A Comprehensive Survey of Website Fingerprinting Attacks and Defenses in Tor: Advances and Open Challenges
Yuwen Cui, Guangjing Wang, Khanh Vu, Kai Wei, Kehan Shen, Zhengyuan Jiang, Xiao Han, Ning Wang, Zhuo Lu, Yao Liu
TL;DR
This survey addresses the WF landscape in Tor by unifying datasets, attack methodologies, and defense strategies. It synthesizes traditional ML and deep learning WF attacks, evaluates them across closed-world and open-world settings, and surveys defenses spanning adaptive padding, regularization, morphing, and adversarial perturbations. The work identifies core challenges—data drift, multi-tab browsing, dataset realism, and deployment practicality—and outlines future directions, including data diversity, adaptive modeling, and the emerging role of LLMs in WF. By consolidating prior work and proposing a structured framework, the paper guides researchers and practitioners toward more robust and deployable privacy protections for Tor users.
Abstract
The Tor network provides users with strong anonymity by routing their internet traffic through multiple relays.

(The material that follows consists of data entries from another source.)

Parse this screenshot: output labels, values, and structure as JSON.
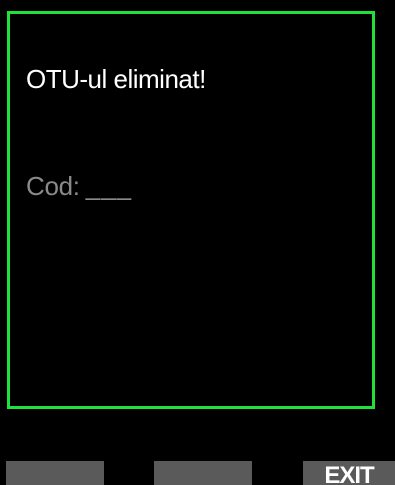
{
  "dialog": {
    "message": "OTU-ul eliminat!",
    "code_label": "Cod:",
    "code_value": "___"
  },
  "softkeys": {
    "left_label": "",
    "middle_label": "",
    "right_label": "EXIT"
  },
  "colors": {
    "background": "#000000",
    "frame_border": "#22e03a",
    "message_text": "#ffffff",
    "code_text": "#8a8a8a",
    "softkey_background": "#5a5a5a",
    "softkey_text": "#ffffff"
  }
}
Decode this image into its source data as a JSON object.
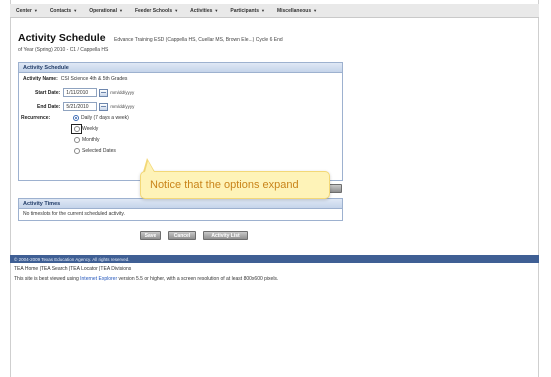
{
  "nav": {
    "items": [
      "Center",
      "Contacts",
      "Operational",
      "Feeder Schools",
      "Activities",
      "Participants",
      "Miscellaneous"
    ]
  },
  "header": {
    "title": "Activity Schedule",
    "subtitle": "Edvance Training ESD (Cappella HS, Cuellar MS, Brown Ele...) Cycle 6  End",
    "subline": "of Year (Spring)  2010 - C1 / Cappella HS"
  },
  "schedule": {
    "panel_title": "Activity Schedule",
    "activity_name_label": "Activity Name:",
    "activity_name_value": "CSI Science 4th & 5th Grades",
    "start_label": "Start Date:",
    "start_value": "1/11/2010",
    "end_label": "End Date:",
    "end_value": "5/21/2010",
    "date_format": "mm/dd/yyyy",
    "recurrence_label": "Recurrence:",
    "options": [
      "Daily (7 days a week)",
      "Weekly",
      "Monthly",
      "Selected Dates"
    ],
    "selected_option": "Daily (7 days a week)"
  },
  "times": {
    "panel_title": "Activity Times",
    "empty_text": "No timeslots for the current scheduled activity."
  },
  "buttons": {
    "save": "Save",
    "cancel": "Cancel",
    "activity_list": "Activity List"
  },
  "callout": {
    "text": "Notice that the options expand"
  },
  "footer": {
    "copyright": "© 2004-2009 Texas Education Agency. All rights reserved.",
    "links": "TEA Home  |TEA Search  |TEA Locator  |TEA Divisions",
    "note_before": "This site is best viewed using ",
    "note_link": "Internet Explorer",
    "note_after": " version 5.5 or higher, with a screen resolution of at least 800x600 pixels."
  },
  "colors": {
    "nav_bg": "#e9e9e9",
    "panel_header": "#c5d4ea",
    "footer_bar": "#3f5f94",
    "callout_bg": "#fef3b8",
    "callout_text": "#c9841a"
  }
}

While Tor encrypts traffic and hides IP addresses, it remains vulnerable to traffic analysis attacks such as the website fingerprinting (WF) attack, achieving increasingly high fingerprinting accuracy even under open-world conditions. In response, researchers have proposed a variety of defenses, ranging from adaptive padding, traffic regularization, and traffic morphing to adversarial perturbation, that seek to obfuscate or reshape traffic traces. However, these defenses often entail trade-offs between privacy, usability, and system performance. Despite extensive research, a comprehensive survey unifying WF datasets, attack methodologies, and defense strategies remains absent. This paper fills that gap by systematically categorizing existing WF research into three key domains: datasets, attack models, and defense mechanisms. We provide an in-depth comparative analysis of techniques, highlight their strengths and limitations under diverse threat models, and discuss emerging challenges such as multi-tab browsing and coarse-grained traffic features. By consolidating prior work and identifying open research directions, this survey serves as a foundation for advancing stronger privacy protection in Tor.